Suffolk County Council (25 012 990)
Category : Other Categories > Other
Decision : Closed after initial enquiries
Decision date : 03 Feb 2026
The Ombudsman's final decision:
Summary: We will not investigate this complaint about the Council’s complaints procedure. Any injustice Mrs Y has experienced is not significant enough to justify our involvement, and there is no worthwhile outcome achievable by our investigation.
The complaint
- Mrs Y complained the Council did not adhere to an earlier commitment to amend its complaints procedure and then refused to consider her complaint about the matter.
- Mrs Y said this caused distress and led to a loss of trust in the Council.
- Mrs Y wants the Council to amend its complaints procedure according to its previous commitment to her, and to apologise.
The Ombudsman’s role and powers
- We investigate complaints about ‘maladministration’ and ‘service failure’, which we call ‘fault’. We must also consider whether any fault has had an adverse impact on the person making the complaint, which we call ‘injustice’. We provide a free service, but must use public money carefully. We do not start or continue an investigation if we decide:
- any injustice is not significant enough to justify our involvement, or
- there is no worthwhile outcome achievable by our investigation.
(Local Government Act 1974, section 24A(6), as amended, section 34(B))
How I considered this complaint
- I considered information provided by Mrs Y.
- I considered the Ombudsman’s Assessment Code.
My assessment
- Mrs Y said the Council committed to amending its complaints procedure as an outcome from a previous complaint.
- When the Council updated its complaints procedure it did not include the agreed amendment. Mrs Y contacted the Council to discuss this.
- The Council said that its two reviews of its complaints procedure in 2025 had focused on the Ombudsman’s Complaint Handling Code (the code). The Council also told Mrs Y the code meant the local amendment was no longer needed.
- We have issued the code as “advice and guidance” for all local councils in England under section 23(12A) of the Local Government Act 1974. This means that councils should consider the code when developing complaint handling policies and procedures and when responding to complaints.
- We intend to start considering how council’s respond to the code, from April 2026.
- Mrs Y was dissatisfied by the Council’s position and so complained. The Council refused Mrs Y’s complaint as it said it had already provided a proportionate response to her.
- We will not investigate Mrs Y’s complaint. I am not satisfied that the Council's actions have caused Mrs Y a significant enough personal injustice to warrant our involvement.
- Additionally, there is no outcome achievable by our investigation.

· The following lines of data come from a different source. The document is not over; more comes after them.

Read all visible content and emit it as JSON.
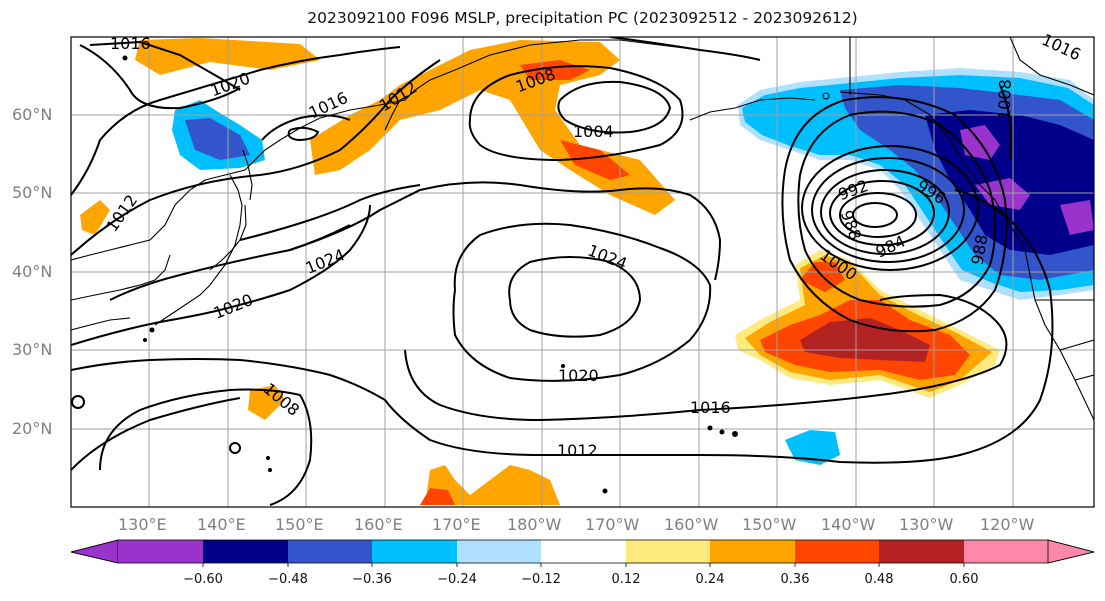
{
  "title": "2023092100 F096 MSLP, precipitation PC (2023092512 - 2023092612)",
  "lat_labels": [
    "60°N",
    "50°N",
    "40°N",
    "30°N",
    "20°N"
  ],
  "lon_labels": [
    "130°E",
    "140°E",
    "150°E",
    "160°E",
    "170°E",
    "180°W",
    "170°W",
    "160°W",
    "150°W",
    "140°W",
    "130°W",
    "120°W"
  ],
  "contour_labels": [
    "1016",
    "1020",
    "1016",
    "1012",
    "1008",
    "1004",
    "1012",
    "1024",
    "1020",
    "1024",
    "1020",
    "1016",
    "1012",
    "1008",
    "992",
    "996",
    "988",
    "984",
    "1000",
    "1008",
    "1016",
    "988"
  ],
  "colorbar": {
    "colors": [
      "#9933cc",
      "#00008b",
      "#3355cc",
      "#00bfff",
      "#b0e0ff",
      "#ffffff",
      "#ffea80",
      "#ffa500",
      "#ff4500",
      "#b22222",
      "#ff88aa"
    ],
    "ticks": [
      "−0.60",
      "−0.48",
      "−0.36",
      "−0.24",
      "−0.12",
      "0.12",
      "0.24",
      "0.36",
      "0.48",
      "0.60"
    ]
  }
}
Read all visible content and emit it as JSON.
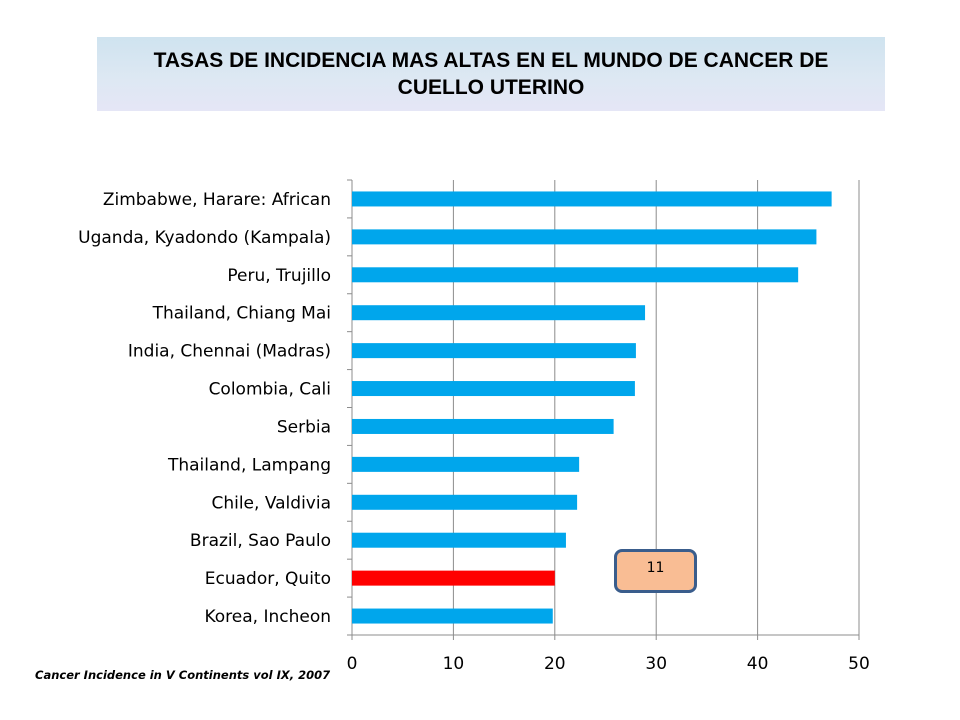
{
  "title": "TASAS DE INCIDENCIA MAS ALTAS EN EL MUNDO DE CANCER  DE CUELLO UTERINO",
  "source": "Cancer Incidence in V Continents vol IX, 2007",
  "callout": "11",
  "colors": {
    "bar": "#00a6ec",
    "highlight": "#ff0000",
    "callout_fill": "#f9bd94",
    "callout_border": "#3a5d8c"
  },
  "chart_data": {
    "type": "bar",
    "orientation": "horizontal",
    "categories": [
      "Zimbabwe, Harare: African",
      "Uganda, Kyadondo (Kampala)",
      "Peru, Trujillo",
      "Thailand, Chiang Mai",
      "India, Chennai (Madras)",
      "Colombia, Cali",
      "Serbia",
      "Thailand, Lampang",
      "Chile, Valdivia",
      "Brazil, Sao Paulo",
      "Ecuador, Quito",
      "Korea, Incheon"
    ],
    "values": [
      47.3,
      45.8,
      44.0,
      28.9,
      28.0,
      27.9,
      25.8,
      22.4,
      22.2,
      21.1,
      20.0,
      19.8
    ],
    "highlight_index": 10,
    "xlim": [
      0,
      50
    ],
    "xticks": [
      0,
      10,
      20,
      30,
      40,
      50
    ],
    "grid": "vertical",
    "legend": "none"
  }
}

Councils are expected to have regard, unless they have good reasons not to, for our published code from April 2026. It is therefore disproportionate to investigate this matter by itself at this point.
Final Decision
- We will not investigate Mrs Y’s complaint because any injustice experienced is not significant enough to justify our involvement, and there is no outcome achievable by our investigation.